Chen Yichao, Zhang Yuhan, He Yongqun
University of Michigan, Ann Arbor, MI 48109, USA.
Penn State University, State College, PA 16803, USA.
bioRxiv. 2024 Sep 8:2024.09.04.611295. doi: 10.1101/2024.09.04.611295.
Many vaccine design programs have been developed, including our own machine learning approaches Vaxign-ML and Vaxign-DL. Using deep learning techniques, Vaxign-DL predicts bacterial protective antigens by calculating 509 biological and biomedical features from protein sequences. In this study, we first used the protein folding ESM program to calculate a set of 1,280 features from individual protein sequences, and then utilized the new set of features separately or in combination with the traditional set of 509 features to predict protective antigens. Our result showed that the usage of ESM-derived features alone was able to accurately predict vaccine antigens with a performance similar to the orginal Vaxign-DL prediction method, and the usage of the combined ESM-derived and orginal Vaxign-DL features significantly improved the prediction performance according to a set of seven scores including specificity, sensitivity, and AUROC. To further evaluate the updated methods, we conducted a Leave-One-Pathogen-Out Validation (LOPOV) study, and found that the usage of ESM-derived features significantly improved the the prediction of vaccine antigens from 10 bacterial pathogens. This research is the first reported study demonstrating the added value of protein folding features for vaccine antigen prediction.

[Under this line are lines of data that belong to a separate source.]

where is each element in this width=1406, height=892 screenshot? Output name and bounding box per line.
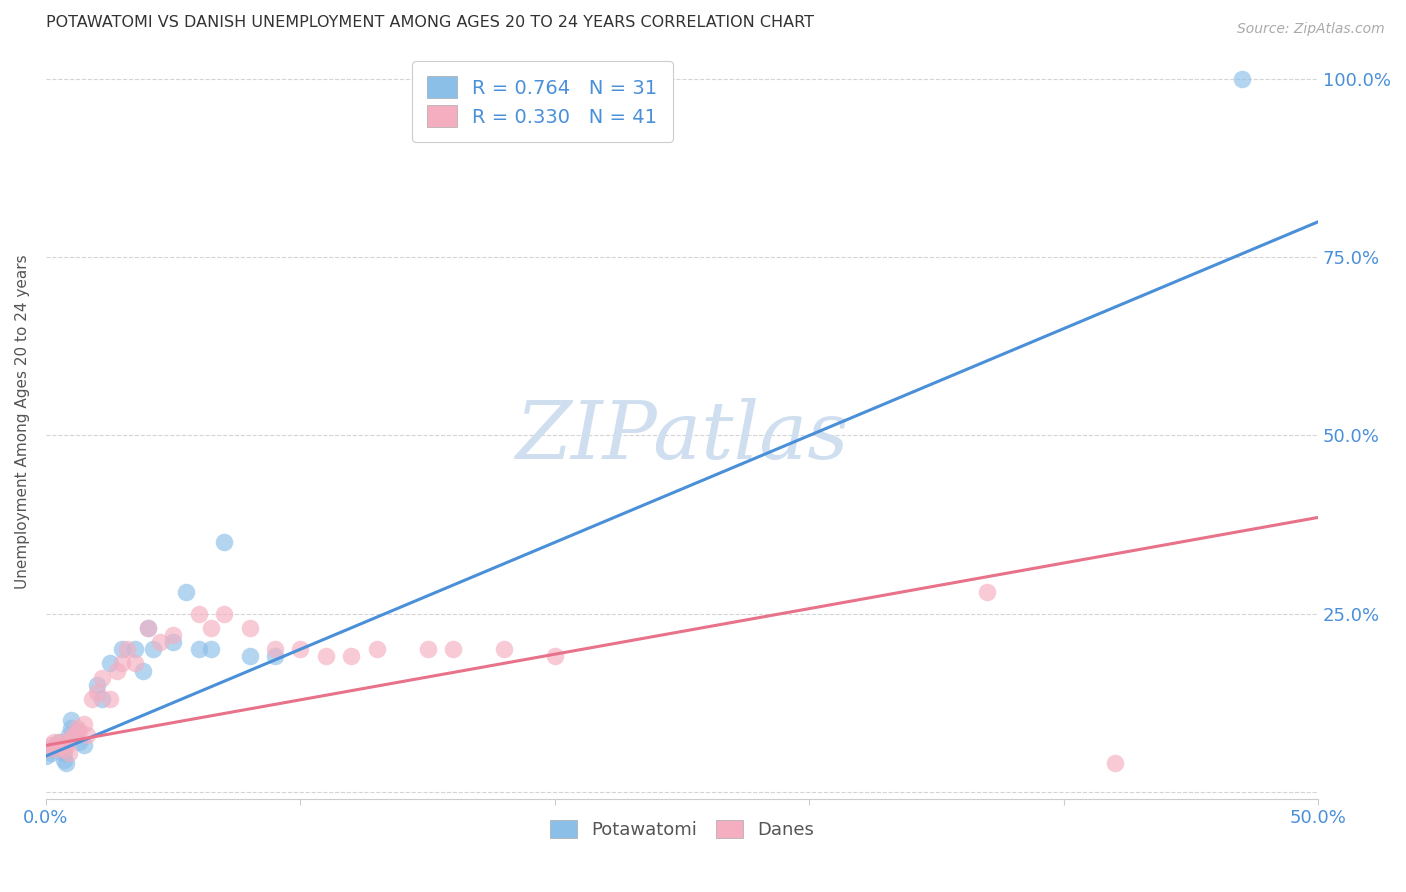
Point (86, 685, 108, 699)
Point (200, 642, 222, 657)
Y-axis label: Unemployment Among Ages 20 to 24 years: Unemployment Among Ages 20 to 24 years (15, 254, 30, 589)
Point (416, 642, 439, 657)
Point (98, 692, 121, 706)
Point (80, 692, 103, 706)
Point (55, 756, 77, 771)
Point (212, 535, 235, 549)
Point (45, 742, 67, 756)
Point (124, 642, 146, 657)
Point (111, 642, 134, 657)
Point (131, 664, 153, 678)
Point (366, 642, 388, 657)
Point (65, 724, 87, 739)
Point (63, 728, 86, 742)
Point (65, 721, 87, 735)
Point (441, 642, 464, 657)
Point (73, 739, 96, 753)
Point (290, 642, 312, 657)
Point (264, 649, 287, 664)
Point (136, 621, 159, 635)
Point (48, 735, 70, 749)
Point (52, 753, 75, 767)
Legend: Potawatomi, Danes: Potawatomi, Danes (543, 814, 821, 847)
Point (162, 635, 184, 649)
Point (124, 657, 146, 671)
Point (976, 585, 998, 599)
Point (187, 607, 209, 621)
Point (48, 739, 70, 753)
Point (340, 649, 363, 664)
Text: ZIPatlas: ZIPatlas (516, 398, 849, 475)
Point (60, 731, 83, 746)
Point (142, 642, 165, 657)
Point (105, 664, 128, 678)
Point (315, 649, 337, 664)
Point (51, 742, 73, 756)
Point (51, 735, 73, 749)
Point (238, 649, 260, 664)
Point (60, 721, 83, 735)
Point (238, 621, 260, 635)
Point (58, 746, 80, 760)
Text: POTAWATOMI VS DANISH UNEMPLOYMENT AMONG AGES 20 TO 24 YEARS CORRELATION CHART: POTAWATOMI VS DANISH UNEMPLOYMENT AMONG … (46, 15, 814, 30)
Point (212, 607, 235, 621)
Point (67, 735, 90, 749)
Point (492, 642, 515, 657)
Point (1230, 72, 1253, 87)
Point (544, 649, 567, 664)
Point (91, 671, 114, 685)
Point (149, 635, 172, 649)
Point (35, 749, 58, 764)
Point (39, 739, 62, 753)
Point (39, 746, 62, 760)
Point (42, 742, 65, 756)
Point (187, 642, 209, 657)
Point (67, 724, 90, 739)
Point (58, 728, 80, 742)
Point (174, 585, 197, 599)
Point (136, 621, 159, 635)
Point (98, 657, 121, 671)
Point (45, 739, 67, 753)
Point (264, 642, 287, 657)
Point (73, 717, 96, 731)
Text: Source: ZipAtlas.com: Source: ZipAtlas.com (1237, 22, 1385, 37)
Point (60, 714, 83, 728)
Point (117, 642, 139, 657)
Point (76, 728, 98, 742)
Point (111, 657, 134, 671)
Point (52, 746, 75, 760)
Point (91, 692, 114, 706)
Point (1104, 756, 1126, 771)
Point (200, 621, 222, 635)
Point (55, 739, 77, 753)
Point (35, 742, 58, 756)
Point (86, 678, 108, 692)
Point (52, 742, 75, 756)
Point (42, 735, 65, 749)
Point (162, 628, 184, 642)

已经开发了许多疫苗设计程序,包括我们自己的机器学习方法Vaxign-ML和Vaxign-DL。Vaxign-DL使用深度学习技术,通过计算蛋白质序列中的509个生物学和生物医学特征来预测细菌保护性抗原。在本研究中,我们首先使用蛋白质折叠ESM程序从单个蛋白质序列中计算出一组1280个特征,然后单独使用这组新特征或与传统的509个特征组合使用,以预测保护性抗原。我们的结果表明,单独使用源自ESM的特征能够准确预测疫苗抗原,其性能与原始的Vaxign-DL预测方法相似,并且根据包括特异性、敏感性和AUROC在内的七个评分,使用源自ESM的特征与原始Vaxign-DL特征的组合显著提高了预测性能。为了进一步评估更新后的方法,我们进行了一项留一病原体验证验证验证(LOPOV)研究,发现使用源自ESM的特征显著提高了对10种细菌病原体疫苗抗原的预测。本研究是首次报道的证明蛋白质折叠特征对疫苗抗原预测具有附加价值的研究。